The only viviparous (give birth to live young) family of caecilians, used to classified in family Caeciliidae

A family of terrestrial caecilians found in different parts of the world. These legless creatures resemble earthworms or snakes due to their elongated bodies, lack of legs or tails, and the presence of visible annuli, which are ring-like structures encircling their bodies.

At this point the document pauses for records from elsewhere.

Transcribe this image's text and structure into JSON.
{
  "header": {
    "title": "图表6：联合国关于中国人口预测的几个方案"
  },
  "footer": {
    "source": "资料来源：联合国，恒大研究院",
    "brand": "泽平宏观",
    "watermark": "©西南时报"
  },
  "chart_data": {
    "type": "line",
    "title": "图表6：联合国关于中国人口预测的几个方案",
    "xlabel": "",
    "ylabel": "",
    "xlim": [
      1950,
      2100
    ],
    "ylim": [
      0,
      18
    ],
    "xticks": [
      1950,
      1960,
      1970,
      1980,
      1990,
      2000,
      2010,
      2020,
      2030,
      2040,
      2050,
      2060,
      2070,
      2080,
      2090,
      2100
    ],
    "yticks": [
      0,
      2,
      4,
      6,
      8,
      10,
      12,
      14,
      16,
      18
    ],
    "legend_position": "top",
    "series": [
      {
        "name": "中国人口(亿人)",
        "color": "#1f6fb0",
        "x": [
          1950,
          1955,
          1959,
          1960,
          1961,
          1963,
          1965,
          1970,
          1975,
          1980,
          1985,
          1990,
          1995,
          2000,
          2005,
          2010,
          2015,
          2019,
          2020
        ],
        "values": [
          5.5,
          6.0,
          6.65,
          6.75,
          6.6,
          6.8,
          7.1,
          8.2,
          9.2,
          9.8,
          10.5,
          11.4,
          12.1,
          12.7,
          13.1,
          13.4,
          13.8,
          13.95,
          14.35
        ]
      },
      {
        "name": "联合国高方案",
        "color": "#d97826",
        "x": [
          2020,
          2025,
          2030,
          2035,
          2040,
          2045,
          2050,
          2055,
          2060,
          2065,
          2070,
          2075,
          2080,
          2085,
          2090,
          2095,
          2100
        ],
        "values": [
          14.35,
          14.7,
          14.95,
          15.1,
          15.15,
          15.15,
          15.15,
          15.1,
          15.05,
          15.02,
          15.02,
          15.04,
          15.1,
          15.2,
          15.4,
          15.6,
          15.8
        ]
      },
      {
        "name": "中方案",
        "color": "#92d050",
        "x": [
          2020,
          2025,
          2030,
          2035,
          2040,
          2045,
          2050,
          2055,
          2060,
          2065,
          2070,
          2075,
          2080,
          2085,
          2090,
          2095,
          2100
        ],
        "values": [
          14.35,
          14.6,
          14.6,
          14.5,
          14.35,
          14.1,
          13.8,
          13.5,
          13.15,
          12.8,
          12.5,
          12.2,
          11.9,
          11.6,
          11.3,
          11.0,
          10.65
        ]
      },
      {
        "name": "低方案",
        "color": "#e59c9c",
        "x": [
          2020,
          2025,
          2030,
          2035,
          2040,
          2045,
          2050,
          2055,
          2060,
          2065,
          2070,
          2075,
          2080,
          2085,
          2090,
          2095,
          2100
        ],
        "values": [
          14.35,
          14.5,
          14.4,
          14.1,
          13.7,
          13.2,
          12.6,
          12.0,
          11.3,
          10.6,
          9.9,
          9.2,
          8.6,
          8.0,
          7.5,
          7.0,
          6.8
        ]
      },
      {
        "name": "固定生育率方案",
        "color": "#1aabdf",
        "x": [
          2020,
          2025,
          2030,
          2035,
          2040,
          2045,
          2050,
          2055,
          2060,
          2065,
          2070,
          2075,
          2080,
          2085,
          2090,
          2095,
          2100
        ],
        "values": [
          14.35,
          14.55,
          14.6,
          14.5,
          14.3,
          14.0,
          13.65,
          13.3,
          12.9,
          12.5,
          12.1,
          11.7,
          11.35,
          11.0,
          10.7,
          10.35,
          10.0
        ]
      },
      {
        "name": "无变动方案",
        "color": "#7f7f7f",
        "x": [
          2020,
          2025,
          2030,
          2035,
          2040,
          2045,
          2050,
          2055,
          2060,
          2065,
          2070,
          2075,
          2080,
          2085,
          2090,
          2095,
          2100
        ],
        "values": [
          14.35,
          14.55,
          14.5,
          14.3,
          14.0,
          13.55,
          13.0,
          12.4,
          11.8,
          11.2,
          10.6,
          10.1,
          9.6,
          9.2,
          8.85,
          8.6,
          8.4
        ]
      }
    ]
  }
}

One of the remarkable features of Dermophiidae members is their eyes, or in some cases, the absence thereof. Some individuals within this family have no eyes at all, highlighting their adaptation to a subterranean lifestyle where vision serves little purpose. Others have eyes covered by bone structures, which are concealed beneath their skin and not visible externally. These adaptations allow them to thrive in the darkness of their underground habitats.

Dermophiidae species exhibit a range of colors, adding to their intrigue. Their coloration can vary from subdued shades of grey to bluish or purplish-grey, while some members display vibrant hues of bright yellow. These diverse colorations may serve various purposes, from camouflage to signaling their toxicity.

These unique caecilians are not confined to a single continent; they can be found in Central and South America, as well as parts of Africa. Despite their striking resemblance to worms or snakes on the surface, Dermophiidae stands out in the world of amphibians due to their viviparous nature. Viviparous species give birth to live offspring instead of laying eggs. Dermophiidae is unique among caecilians because they possess secondary annuli, which are ring-like structures encircling their bodies.